Стыдно сказать, но свою первую сцену я устроила по поводу «упитанного тельца». Дягилев извиняющимся тоном спросил, не буду ли я возражать, если только один раз, в этот вечер, одну из моих партий исполнит мадам Гельцер.
– Она выручила меня в ваше отсутствие, и я просто не могу отнять у нее роль, – рассудительно объяснил он.
Но я пришла в ярость и разбушевалась, главным образом для проформы, намереваясь в конце концов уступить его просьбе. В тот день мы больше не спорили, но он часто приходил на репетицию, просто смотрел на меня и улыбался. Вечером, когда я гримировалась, то увидела в зеркале его отражение. Наверное, он уже какое-то время стоял там – он никогда не стучал. Я уже больше не сердилась, но полагала, что, сохраняя свое достоинство, должна еще бросать на него гневные взгляды. Он сказал: «Вот и снова я. Вы вытерли мною пол. Вы надавали мне пощечин. Я пришел, чтобы получить еще». Вечером за ужином мы оба смеялись над инцидентом, я даже громче, чем он.
Как я уже говорила, меня никогда не возмущали собственнические инстинкты Дягилева. С самого начала я добровольно отдала ему свою преданность. Более того, уже тогда я смутно ощущала, что время от времени срывавшиеся у него язвительные замечания не следовало приписывать всего лишь его эгоизму. Теперь же я в нолной мере осознаю, что его резкость, его игнорирование других, та безжалостность, с которой он отметал когда-то нежно любимых соратников, которые перестали соответствовать его замыслам, – все это было обратной стороной его достоинств. А его абсолютно чистым достоинством была преданность искусству, горевшая священным огнем. Он приносил людей в жертву, если того требовало искусство. Но он приносил в жертву и свои выгоды. Если бы он хотел добиться коммерческого успеха, то мог бы поставить свое предприятие на прочную, даже прибыльную основу. Он же предпочел непрочное существование, дабы иметь возможность экспериментировать и развивать искусство.
Полностью разобраться в постоянных и временных ценностях в деятельности Дягилева невозможно в процессе его работы. Я не пытаюсь сделать этого и сейчас. Просто рассказываю о поворотных пунктах его карьеры, какими видела их я.

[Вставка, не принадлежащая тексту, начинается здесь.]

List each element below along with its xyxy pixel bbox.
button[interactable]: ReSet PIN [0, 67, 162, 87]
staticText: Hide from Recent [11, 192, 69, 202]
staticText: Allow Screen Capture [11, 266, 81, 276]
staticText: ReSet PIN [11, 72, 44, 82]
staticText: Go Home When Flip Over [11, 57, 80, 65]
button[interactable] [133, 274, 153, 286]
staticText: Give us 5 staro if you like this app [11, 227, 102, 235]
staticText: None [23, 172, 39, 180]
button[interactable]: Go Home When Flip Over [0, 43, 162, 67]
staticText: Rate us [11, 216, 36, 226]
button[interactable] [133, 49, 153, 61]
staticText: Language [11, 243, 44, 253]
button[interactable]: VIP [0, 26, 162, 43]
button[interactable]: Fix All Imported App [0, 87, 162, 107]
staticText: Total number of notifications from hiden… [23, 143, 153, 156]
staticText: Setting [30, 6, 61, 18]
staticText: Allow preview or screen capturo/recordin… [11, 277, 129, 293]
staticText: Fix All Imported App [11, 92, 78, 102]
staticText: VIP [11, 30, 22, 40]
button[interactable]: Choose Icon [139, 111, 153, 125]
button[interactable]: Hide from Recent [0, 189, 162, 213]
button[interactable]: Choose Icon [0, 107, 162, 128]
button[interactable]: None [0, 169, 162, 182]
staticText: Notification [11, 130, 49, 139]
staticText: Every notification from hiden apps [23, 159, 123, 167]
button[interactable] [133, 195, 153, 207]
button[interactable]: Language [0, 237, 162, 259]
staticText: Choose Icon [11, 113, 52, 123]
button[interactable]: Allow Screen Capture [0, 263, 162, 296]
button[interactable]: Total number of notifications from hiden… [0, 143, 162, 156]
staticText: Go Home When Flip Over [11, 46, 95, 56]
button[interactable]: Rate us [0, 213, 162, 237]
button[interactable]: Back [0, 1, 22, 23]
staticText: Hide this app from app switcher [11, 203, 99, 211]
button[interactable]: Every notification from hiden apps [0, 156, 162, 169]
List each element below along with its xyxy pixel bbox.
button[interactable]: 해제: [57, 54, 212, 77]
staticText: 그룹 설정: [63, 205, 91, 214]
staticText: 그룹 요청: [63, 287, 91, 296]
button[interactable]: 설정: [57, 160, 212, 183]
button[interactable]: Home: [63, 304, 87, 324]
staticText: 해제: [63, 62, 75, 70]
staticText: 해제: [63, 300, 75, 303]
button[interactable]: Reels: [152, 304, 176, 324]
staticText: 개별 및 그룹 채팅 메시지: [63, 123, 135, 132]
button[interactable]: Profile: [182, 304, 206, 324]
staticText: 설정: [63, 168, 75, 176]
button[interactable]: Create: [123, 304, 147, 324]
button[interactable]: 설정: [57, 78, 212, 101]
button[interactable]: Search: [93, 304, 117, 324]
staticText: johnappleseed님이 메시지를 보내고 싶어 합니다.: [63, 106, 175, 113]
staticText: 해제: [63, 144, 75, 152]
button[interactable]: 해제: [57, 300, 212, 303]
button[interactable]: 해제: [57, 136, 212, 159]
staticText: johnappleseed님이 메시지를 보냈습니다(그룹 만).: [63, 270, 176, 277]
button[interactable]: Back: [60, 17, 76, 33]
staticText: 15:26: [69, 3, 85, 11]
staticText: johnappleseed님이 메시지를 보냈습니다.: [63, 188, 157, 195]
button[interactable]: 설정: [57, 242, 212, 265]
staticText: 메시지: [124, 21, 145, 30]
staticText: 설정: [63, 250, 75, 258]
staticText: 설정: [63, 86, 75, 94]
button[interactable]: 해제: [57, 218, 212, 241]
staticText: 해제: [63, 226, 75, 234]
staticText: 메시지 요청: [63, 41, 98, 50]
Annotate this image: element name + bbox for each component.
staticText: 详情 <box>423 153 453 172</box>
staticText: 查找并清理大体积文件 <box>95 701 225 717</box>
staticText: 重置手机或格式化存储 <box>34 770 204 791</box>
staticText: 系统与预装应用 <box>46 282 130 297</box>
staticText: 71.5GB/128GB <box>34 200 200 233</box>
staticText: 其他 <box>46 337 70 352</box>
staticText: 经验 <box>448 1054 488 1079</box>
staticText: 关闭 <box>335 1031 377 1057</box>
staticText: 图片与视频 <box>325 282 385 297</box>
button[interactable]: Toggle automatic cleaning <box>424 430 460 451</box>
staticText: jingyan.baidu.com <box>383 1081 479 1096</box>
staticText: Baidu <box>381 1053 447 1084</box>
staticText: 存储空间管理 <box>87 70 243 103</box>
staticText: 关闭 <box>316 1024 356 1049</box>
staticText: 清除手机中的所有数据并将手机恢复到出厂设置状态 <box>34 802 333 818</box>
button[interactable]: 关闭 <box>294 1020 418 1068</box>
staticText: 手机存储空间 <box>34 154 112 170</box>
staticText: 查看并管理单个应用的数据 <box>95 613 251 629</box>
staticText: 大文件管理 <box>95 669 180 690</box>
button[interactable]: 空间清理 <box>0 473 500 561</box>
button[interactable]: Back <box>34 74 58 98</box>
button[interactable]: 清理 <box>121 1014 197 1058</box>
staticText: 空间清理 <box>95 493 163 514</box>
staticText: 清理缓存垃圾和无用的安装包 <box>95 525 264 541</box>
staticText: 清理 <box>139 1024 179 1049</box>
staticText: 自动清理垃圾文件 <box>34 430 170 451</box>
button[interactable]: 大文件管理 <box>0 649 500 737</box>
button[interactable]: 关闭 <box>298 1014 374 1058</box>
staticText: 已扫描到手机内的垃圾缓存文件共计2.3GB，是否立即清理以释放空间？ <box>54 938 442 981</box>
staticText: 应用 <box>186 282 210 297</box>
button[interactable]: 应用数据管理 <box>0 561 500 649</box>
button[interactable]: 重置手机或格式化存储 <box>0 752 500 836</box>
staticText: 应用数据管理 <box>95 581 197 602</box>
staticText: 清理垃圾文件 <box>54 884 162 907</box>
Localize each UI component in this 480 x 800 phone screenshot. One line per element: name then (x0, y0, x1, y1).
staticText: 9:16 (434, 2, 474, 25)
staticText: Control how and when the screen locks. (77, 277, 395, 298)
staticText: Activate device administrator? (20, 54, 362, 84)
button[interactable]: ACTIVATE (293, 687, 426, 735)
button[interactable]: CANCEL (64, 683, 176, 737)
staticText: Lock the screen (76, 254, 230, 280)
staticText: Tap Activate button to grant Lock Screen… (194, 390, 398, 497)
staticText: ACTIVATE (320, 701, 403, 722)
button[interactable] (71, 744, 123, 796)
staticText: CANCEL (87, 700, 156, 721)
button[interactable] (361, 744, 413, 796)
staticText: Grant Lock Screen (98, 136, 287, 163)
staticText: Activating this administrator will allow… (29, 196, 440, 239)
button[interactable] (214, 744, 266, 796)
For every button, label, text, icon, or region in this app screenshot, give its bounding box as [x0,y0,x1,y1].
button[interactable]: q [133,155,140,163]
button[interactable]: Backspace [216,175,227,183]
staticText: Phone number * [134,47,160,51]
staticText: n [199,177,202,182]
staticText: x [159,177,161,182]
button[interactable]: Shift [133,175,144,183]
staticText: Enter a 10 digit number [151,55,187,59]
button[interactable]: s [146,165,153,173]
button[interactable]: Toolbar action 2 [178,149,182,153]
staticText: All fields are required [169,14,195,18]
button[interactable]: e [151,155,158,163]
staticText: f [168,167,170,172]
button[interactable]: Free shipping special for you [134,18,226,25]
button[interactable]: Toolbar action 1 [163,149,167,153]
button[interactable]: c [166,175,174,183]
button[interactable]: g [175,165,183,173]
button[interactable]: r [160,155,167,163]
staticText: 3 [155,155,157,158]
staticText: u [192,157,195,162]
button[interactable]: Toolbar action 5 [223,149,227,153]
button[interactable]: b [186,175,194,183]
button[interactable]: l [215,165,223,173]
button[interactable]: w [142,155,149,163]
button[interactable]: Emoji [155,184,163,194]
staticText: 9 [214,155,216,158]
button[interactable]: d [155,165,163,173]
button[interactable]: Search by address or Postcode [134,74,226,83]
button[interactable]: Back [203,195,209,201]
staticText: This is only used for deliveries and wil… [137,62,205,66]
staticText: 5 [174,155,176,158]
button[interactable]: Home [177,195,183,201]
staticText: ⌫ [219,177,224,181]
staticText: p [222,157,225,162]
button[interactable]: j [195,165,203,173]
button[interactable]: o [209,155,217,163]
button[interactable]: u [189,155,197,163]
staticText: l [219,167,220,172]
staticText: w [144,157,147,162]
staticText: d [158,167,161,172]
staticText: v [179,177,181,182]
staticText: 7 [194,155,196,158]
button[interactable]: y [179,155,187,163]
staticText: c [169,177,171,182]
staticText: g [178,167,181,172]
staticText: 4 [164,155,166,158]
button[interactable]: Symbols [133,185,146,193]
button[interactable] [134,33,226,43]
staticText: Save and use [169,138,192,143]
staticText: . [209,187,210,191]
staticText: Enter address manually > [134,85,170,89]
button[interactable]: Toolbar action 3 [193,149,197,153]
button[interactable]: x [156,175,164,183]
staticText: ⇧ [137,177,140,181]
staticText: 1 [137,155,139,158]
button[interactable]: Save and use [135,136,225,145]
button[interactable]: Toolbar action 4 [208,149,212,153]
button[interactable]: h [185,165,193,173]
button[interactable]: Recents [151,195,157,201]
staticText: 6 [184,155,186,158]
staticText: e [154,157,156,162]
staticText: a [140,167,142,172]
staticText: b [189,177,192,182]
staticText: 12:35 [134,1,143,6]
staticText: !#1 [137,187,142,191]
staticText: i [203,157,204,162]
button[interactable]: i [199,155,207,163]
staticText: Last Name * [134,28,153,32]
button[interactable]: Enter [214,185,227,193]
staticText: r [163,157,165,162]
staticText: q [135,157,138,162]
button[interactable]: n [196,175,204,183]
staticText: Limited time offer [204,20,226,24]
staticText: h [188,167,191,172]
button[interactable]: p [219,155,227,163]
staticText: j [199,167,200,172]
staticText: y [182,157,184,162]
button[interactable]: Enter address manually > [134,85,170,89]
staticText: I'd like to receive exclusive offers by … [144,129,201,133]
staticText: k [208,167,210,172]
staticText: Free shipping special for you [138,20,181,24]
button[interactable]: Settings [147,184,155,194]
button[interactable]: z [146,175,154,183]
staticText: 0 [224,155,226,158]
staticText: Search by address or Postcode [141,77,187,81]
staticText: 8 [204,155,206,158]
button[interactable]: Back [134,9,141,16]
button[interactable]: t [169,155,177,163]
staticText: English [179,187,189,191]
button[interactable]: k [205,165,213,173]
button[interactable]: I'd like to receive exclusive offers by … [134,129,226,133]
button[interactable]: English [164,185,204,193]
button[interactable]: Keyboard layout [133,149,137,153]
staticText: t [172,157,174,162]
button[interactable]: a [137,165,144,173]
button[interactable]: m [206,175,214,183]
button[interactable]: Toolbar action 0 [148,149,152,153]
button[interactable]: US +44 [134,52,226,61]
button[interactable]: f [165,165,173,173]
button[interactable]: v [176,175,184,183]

С чувством замешательства и даже тревоги слушала я, как Дягилев после окончания нашего второго парижского сезона делился своими дальнейшими планами. Он считал, что хореография Фокина принадлежит прошлому. Будущее балета следует вверить чуткому к современным влияниям хореографу. Основная масса нашего текущего репертуара была, по его мнению, всего лишь балластом, от которого следовало избавиться.
– Что же вы собираетесь сделать с балетами Фокина, Сергей Павлович?